Your friendly, blazing-fast, self-hostable AI gateway.
Hey there! 👋 Welcome to KeiRouter.
If you're using AI coding tools like Claude Code, Cursor, Cline, or literally any app that talks to OpenAI or Anthropic, you know the struggle: juggling API keys, hitting rate limits, and watching your token costs explode.
KeiRouter fixes that.
You just point all your AI tools to one local endpoint on your machine. KeiRouter acts as your smart middleman—routing requests to the right AI models, automatically falling back if a service goes down, caching repeated questions to save money, and compressing big chunks of text before they even reach the AI!
It's built with Go, which means it’s incredibly lightweight (using barely ~20MB of RAM) and starts up instantly. Plus, it comes with a beautiful dashboard to manage everything. ✨
Status: Active development. See the Architecture section for what's implemented.

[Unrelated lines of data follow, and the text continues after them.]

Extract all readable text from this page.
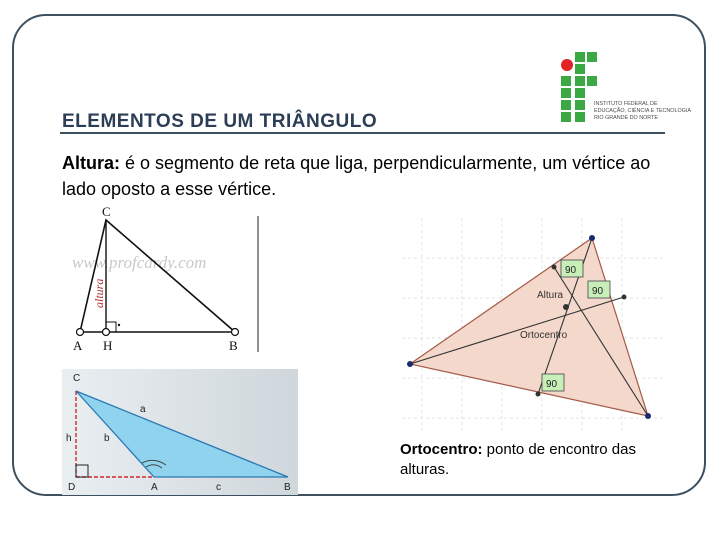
ELEMENTOS DE UM TRIÂNGULO
INSTITUTO FEDERAL DE
EDUCAÇÃO, CIÊNCIA E TECNOLOGIA
RIO GRANDE DO NORTE
Altura: é o segmento de reta que liga, perpendicularmente, um vértice ao lado oposto a esse vértice.
www.profcardy.com
C
A H	B
altura
C
D	A	B
a
b
c
h
90
90
90
Altura
Ortocentro
Ortocentro: ponto de encontro das alturas.
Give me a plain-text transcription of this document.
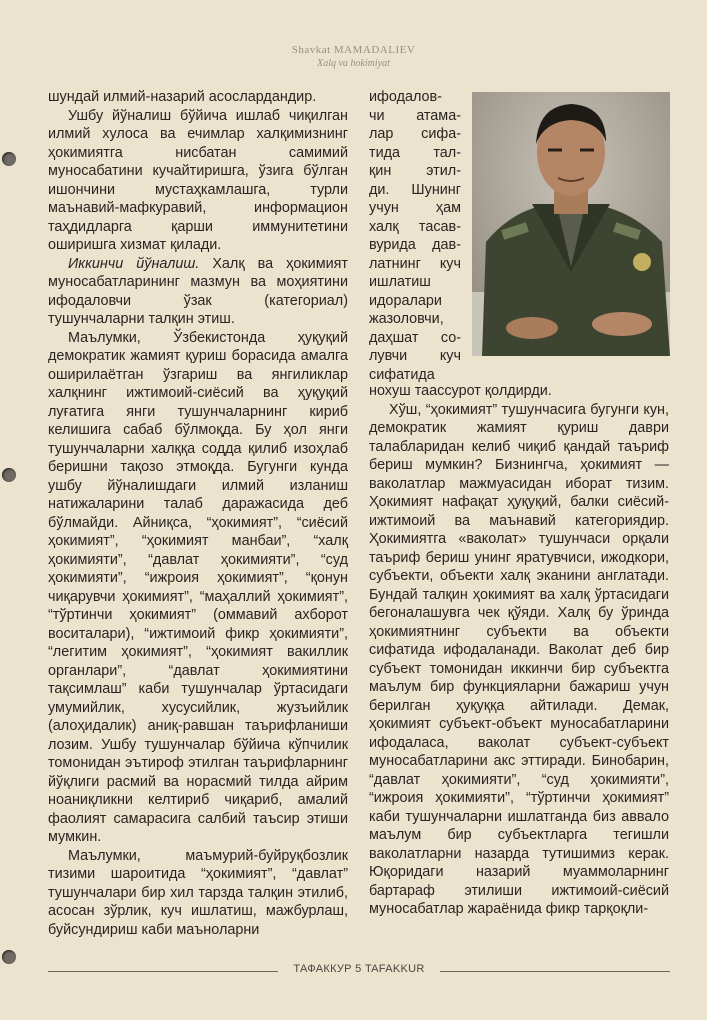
Shavkat MAMADALIEV
Xalq va hokimiyat

шундай илмий-назарий асослардандир.

Ушбу йўналиш бўйича ишлаб чиқилган илмий хулоса ва ечимлар халқимизнинг ҳокимиятга нисбатан самимий муносабатини кучайтиришга, ўзига бўлган ишончини мустаҳкамлашга, турли маънавий-мафкуравий, информацион таҳдидларга қарши иммунитетини оширишга хизмат қилади.

Иккинчи йўналиш. Халқ ва ҳокимият муносабатларининг мазмун ва моҳиятини ифодаловчи ўзак (категориал) тушунчаларни талқин этиш.

Маълумки, Ўзбекистонда ҳуқуқий демократик жамият қуриш борасида амалга оширилаётган ўзгариш ва янгиликлар халқнинг ижтимоий-сиёсий ва ҳуқуқий луғатига янги тушунчаларнинг кириб келишига сабаб бўлмоқда. Бу ҳол янги тушунчаларни халққа содда қилиб изоҳлаб беришни тақозо этмоқда. Бугунги кунда ушбу йўналишдаги илмий изланиш натижаларини талаб даражасида деб бўлмайди. Айниқса, “ҳокимият”, “сиёсий ҳокимият”, “ҳокимият манбаи”, “халқ ҳокимияти”, “давлат ҳокимияти”, “суд ҳокимияти”, “ижроия ҳокимият”, “қонун чиқарувчи ҳокимият”, “маҳаллий ҳокимият”, “тўртинчи ҳокимият” (оммавий ахборот воситалари), “ижтимоий фикр ҳокимияти”, “легитим ҳокимият”, “ҳокимият вакиллик органлари”, “давлат ҳокимиятини тақсимлаш” каби тушунчалар ўртасидаги умумийлик, хусусийлик, жузъийлик (алоҳидалик) аниқ-равшан таърифланиши лозим. Ушбу тушунчалар бўйича кўпчилик томонидан эътироф этилган таърифларнинг йўқлиги расмий ва норасмий тилда айрим ноаниқликни келтириб чиқариб, амалий фаолият самарасига салбий таъсир этиши мумкин.

Маълумки, маъмурий-буйруқбозлик тизими шароитида “ҳокимият”, “давлат” тушунчалари бир хил тарзда талқин этилиб, асосан зўрлик, куч ишлатиш, мажбурлаш, буйсундириш каби маъноларни

ифодалов-

чи атама-

лар сифа-

тида тал-

қин этил-

ди. Шунинг

учун ҳам

халқ тасав-

вурида дав-

латнинг куч

ишлатиш

идоралари

жазоловчи,

даҳшат со-

лувчи куч

сифатида

нохуш таассурот қолдирди.

Хўш, “ҳокимият” тушунчасига бугунги кун, демократик жамият қуриш даври талабларидан келиб чиқиб қандай таъриф бериш мумкин? Бизнингча, ҳокимият — ваколатлар мажмуасидан иборат тизим. Ҳокимият нафақат ҳуқуқий, балки сиёсий-ижтимоий ва маънавий категориядир. Ҳокимиятга «ваколат» тушунчаси орқали таъриф бериш унинг яратувчиси, ижодкори, субъекти, объекти халқ эканини англатади. Бундай талқин ҳокимият ва халқ ўртасидаги бегоналашувга чек қўяди. Халқ бу ўринда ҳокимиятнинг субъекти ва объекти сифатида ифодаланади. Ваколат деб бир субъект томонидан иккинчи бир субъектга маълум бир функцияларни бажариш учун берилган ҳуқуққа айтилади. Демак, ҳокимият субъект-объект муносабатларини ифодаласа, ваколат субъект-субъект муносабатларини акс эттиради. Бинобарин, “давлат ҳокимияти”, “суд ҳокимияти”, “ижроия ҳокимияти”, “тўртинчи ҳокимият” каби тушунчаларни ишлатганда биз аввало маълум бир субъектларга тегишли ваколатларни назарда тутишимиз керак. Юқоридаги назарий муаммоларнинг бартараф этилиши ижтимоий-сиёсий муносабатлар жараёнида фикр тарқоқли-

ТАФАККУР 5 TAFAKKUR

- 🔀 One Endpoint to Rule Them All: Your apps only need to speak OpenAI or Anthropic. KeiRouter handles translating your requests to whatever provider you actually want to use behind the scenes.
- 🛡️ Never Stop Coding: Hit a rate limit? Provider down? KeiRouter automatically falls back to your backup models so your workflow never gets interrupted.
- 💸 Save Serious Cash:
- Input Compression: It shrinks massive logs, code diffs, and file structures before sending them to the LLM.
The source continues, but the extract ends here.